Doing this backtesting manually becomes a tedious task. You absolutely need to spare this energy and brain power of yours doing it - and getting a way to let your computer doing the work. You also might lose attention and make some calculation errors - especially if you work on your forecast at the end of the day, when things get more quiet in the office and meetings less frequent.
Introducing the MAPE score for forecast accuracy check
The Mean Absolute Percentage Error allows to check the delta in percentage between actuals and forecast. MAPE score is the average of the sum of the relative variations observed between Actuals and Forecast points. At least, this is for the theory. In the end of the back test process, you would have a MAPE score, for each of the 5 back-tests on a window frame for D+1, D+2, D+3... D+365. By doing so, you would be able to understand how accurate the forecast built is, on different time windows. Usually, the forecast is losing its accuracy as we go to the end of the period.
If you get a daily forecast then you don't want to check the monthly variation. If you do the monthly sum of actuals and compare it with the monthly sum of the prediction, this is great, but not really what you want.
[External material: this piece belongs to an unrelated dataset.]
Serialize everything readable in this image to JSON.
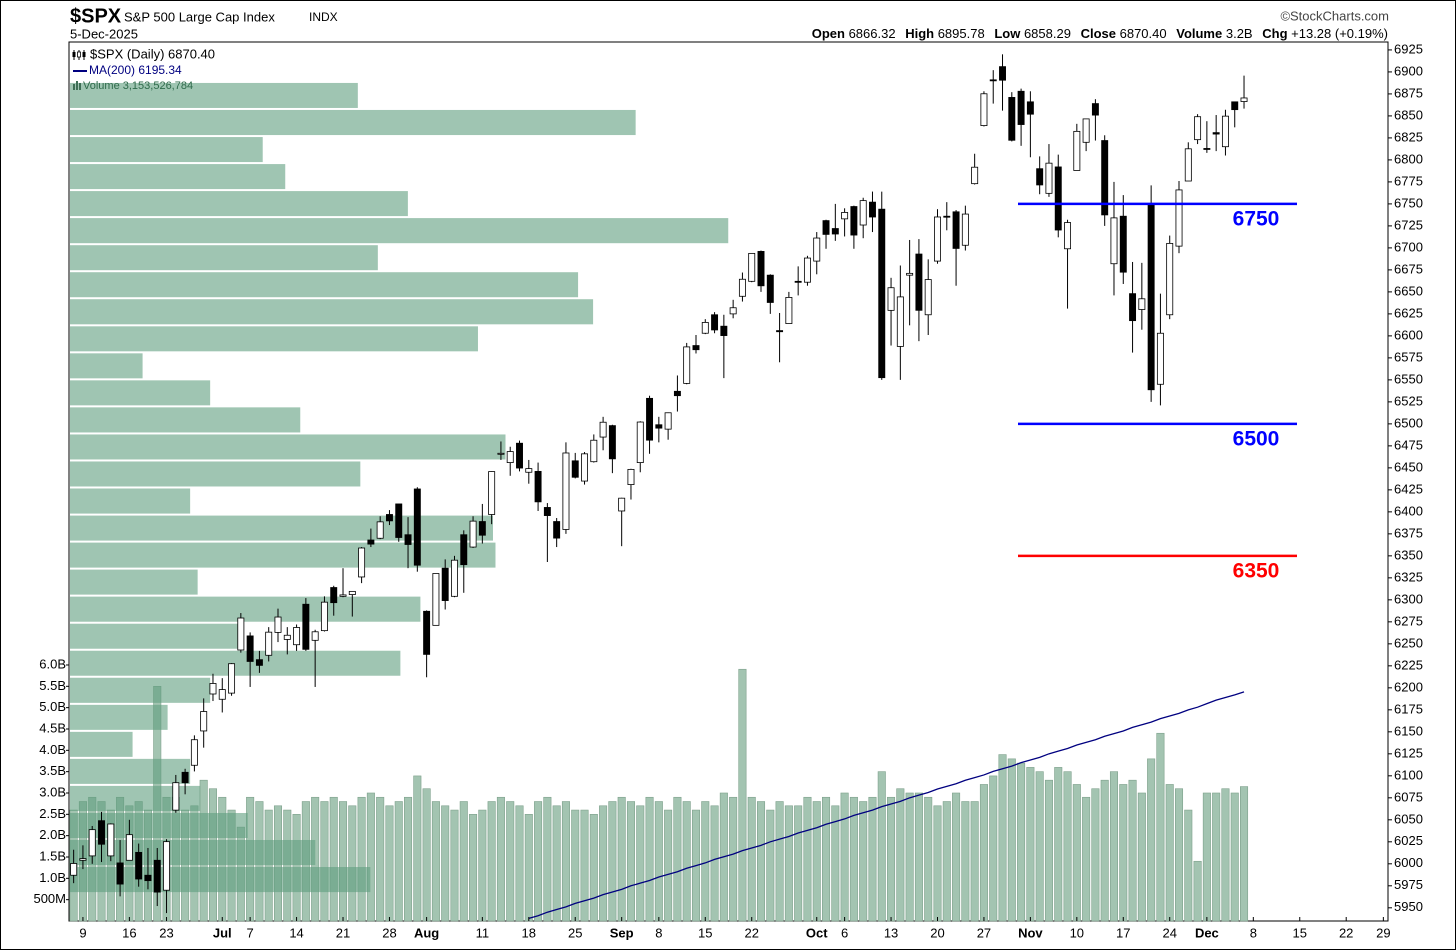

You want to check the precision of your forecast model at a daily level and pick up for each day the model performance versus the reality. At a monthly aggregated leve, you might end up with +1% or -1% - which is good! However this +/- 1% variation, once broken down at a daily level can reveal strong variations at a daily level - which we want to avoid as much as possible!
Prophet forecast comes with a back-testing module at heart. And it's great.
Prophet, Facebook's time serie forecasting algorithm, is definitely great as it comes by default with a back-testing functionnality. This can be run seperatly, to validate the hyperparameter choices which have been made.
We are using Prophet under the hood to perform the forecasts within our forecasting tool, we decided however not to implement yet the diagnostic feature for the time being - maybe in a second release of DataInsightOut if we get our customers asking for it.